Question

Prove that the lengths of tangents drawn from an external point to a circle are equal.

Using the above result, find the length BC of ΔABC. Given that, a circle is inscribed in ΔABC touching the sides AB, BC and CA at R, P and Q respectively and AB = 10 cm, AQ = 7 cm, CQ = 5 cm.

Answer 1

Given:  AP and AQ are two tangents drawn from an external point A.

To Prove: AP = AQ

Construction: Join OP, OQ, and OA

Proof: The tangent at any point of a circle is perpendicular to the radius through the point of contact.
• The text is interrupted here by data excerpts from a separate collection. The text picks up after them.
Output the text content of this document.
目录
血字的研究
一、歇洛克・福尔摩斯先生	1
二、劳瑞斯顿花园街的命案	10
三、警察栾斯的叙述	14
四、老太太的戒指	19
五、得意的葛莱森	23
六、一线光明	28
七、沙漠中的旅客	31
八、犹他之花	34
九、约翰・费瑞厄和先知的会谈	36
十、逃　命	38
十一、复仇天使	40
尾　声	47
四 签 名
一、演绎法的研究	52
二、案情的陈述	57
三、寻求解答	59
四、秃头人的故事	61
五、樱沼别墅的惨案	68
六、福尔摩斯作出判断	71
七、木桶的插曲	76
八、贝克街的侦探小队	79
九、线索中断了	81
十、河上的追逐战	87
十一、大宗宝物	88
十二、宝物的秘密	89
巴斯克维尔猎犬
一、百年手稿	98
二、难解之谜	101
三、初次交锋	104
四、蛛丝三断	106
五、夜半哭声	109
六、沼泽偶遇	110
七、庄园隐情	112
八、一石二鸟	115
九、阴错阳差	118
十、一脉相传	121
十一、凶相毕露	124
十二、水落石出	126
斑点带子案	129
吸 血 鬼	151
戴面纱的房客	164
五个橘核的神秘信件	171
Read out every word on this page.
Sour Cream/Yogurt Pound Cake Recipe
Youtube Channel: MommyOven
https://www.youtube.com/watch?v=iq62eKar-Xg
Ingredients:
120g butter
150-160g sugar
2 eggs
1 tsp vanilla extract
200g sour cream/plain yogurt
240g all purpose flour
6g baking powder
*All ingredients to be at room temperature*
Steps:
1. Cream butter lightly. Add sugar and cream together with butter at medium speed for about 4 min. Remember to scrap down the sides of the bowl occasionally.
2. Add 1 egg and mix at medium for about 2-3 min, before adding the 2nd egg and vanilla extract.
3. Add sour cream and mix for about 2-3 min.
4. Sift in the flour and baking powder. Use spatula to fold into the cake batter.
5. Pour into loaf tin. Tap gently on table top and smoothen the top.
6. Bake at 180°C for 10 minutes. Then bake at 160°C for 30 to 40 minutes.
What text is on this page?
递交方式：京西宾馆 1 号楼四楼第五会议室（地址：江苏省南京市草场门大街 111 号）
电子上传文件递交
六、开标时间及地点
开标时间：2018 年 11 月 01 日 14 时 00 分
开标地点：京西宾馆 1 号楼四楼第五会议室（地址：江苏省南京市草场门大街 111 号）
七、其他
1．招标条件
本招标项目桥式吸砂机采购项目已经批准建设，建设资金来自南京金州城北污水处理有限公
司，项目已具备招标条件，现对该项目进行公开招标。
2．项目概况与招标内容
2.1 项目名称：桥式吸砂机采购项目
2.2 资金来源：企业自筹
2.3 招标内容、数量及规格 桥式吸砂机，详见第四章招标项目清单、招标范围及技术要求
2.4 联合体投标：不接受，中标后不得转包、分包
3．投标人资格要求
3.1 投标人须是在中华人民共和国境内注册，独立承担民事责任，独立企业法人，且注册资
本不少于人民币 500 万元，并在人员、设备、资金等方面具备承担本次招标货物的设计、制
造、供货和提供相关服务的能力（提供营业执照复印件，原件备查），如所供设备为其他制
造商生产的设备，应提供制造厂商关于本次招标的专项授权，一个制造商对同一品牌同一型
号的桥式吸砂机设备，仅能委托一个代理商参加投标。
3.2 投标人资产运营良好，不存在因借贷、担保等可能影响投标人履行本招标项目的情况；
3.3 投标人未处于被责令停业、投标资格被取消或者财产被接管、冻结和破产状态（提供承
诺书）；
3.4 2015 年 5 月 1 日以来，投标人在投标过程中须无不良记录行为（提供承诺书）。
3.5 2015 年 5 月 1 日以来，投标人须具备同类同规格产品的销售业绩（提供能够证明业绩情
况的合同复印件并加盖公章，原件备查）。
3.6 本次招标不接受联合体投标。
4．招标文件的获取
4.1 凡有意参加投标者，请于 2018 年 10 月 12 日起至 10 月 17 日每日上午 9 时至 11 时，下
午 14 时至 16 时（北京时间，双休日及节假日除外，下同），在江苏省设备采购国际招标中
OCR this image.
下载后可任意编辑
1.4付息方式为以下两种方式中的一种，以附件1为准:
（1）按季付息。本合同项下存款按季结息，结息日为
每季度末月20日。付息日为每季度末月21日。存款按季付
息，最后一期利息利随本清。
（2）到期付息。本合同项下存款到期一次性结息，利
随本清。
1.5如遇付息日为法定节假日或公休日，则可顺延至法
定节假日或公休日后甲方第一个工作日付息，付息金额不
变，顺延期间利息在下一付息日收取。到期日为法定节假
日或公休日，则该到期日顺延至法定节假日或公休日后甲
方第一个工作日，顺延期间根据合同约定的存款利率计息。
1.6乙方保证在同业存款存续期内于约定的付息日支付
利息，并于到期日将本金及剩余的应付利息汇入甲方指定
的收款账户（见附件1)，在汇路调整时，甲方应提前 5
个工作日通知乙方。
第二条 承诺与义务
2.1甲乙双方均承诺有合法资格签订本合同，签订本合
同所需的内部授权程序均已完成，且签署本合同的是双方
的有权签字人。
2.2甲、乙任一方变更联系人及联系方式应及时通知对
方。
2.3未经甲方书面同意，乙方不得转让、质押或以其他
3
∴ ∠OPA = ∠OQA = 90° ......(i)

In ΔOPA and ΔOQA

OP = OQ  ...(radii of circle)

OA = OA  ...(common)

and ∠OPA = ∠OQA  ....[from equation (i)]

Therefore,

ΔΟΡΑ ≅ ΔΟQA  ...(By RHS)

∴ AP = AQ  ...(Hence proved)

Hence,

AR = AQ = 7 cm

CP = CQ = 5 cm

BP = BR

Since AB = 10 cm and AR = 7 cm

∴ BR = 3 cm

Thus,

BP = BR = 3 cm

Now,

BC = BP + CP

= 3 cm + 5 cm

= 8 cm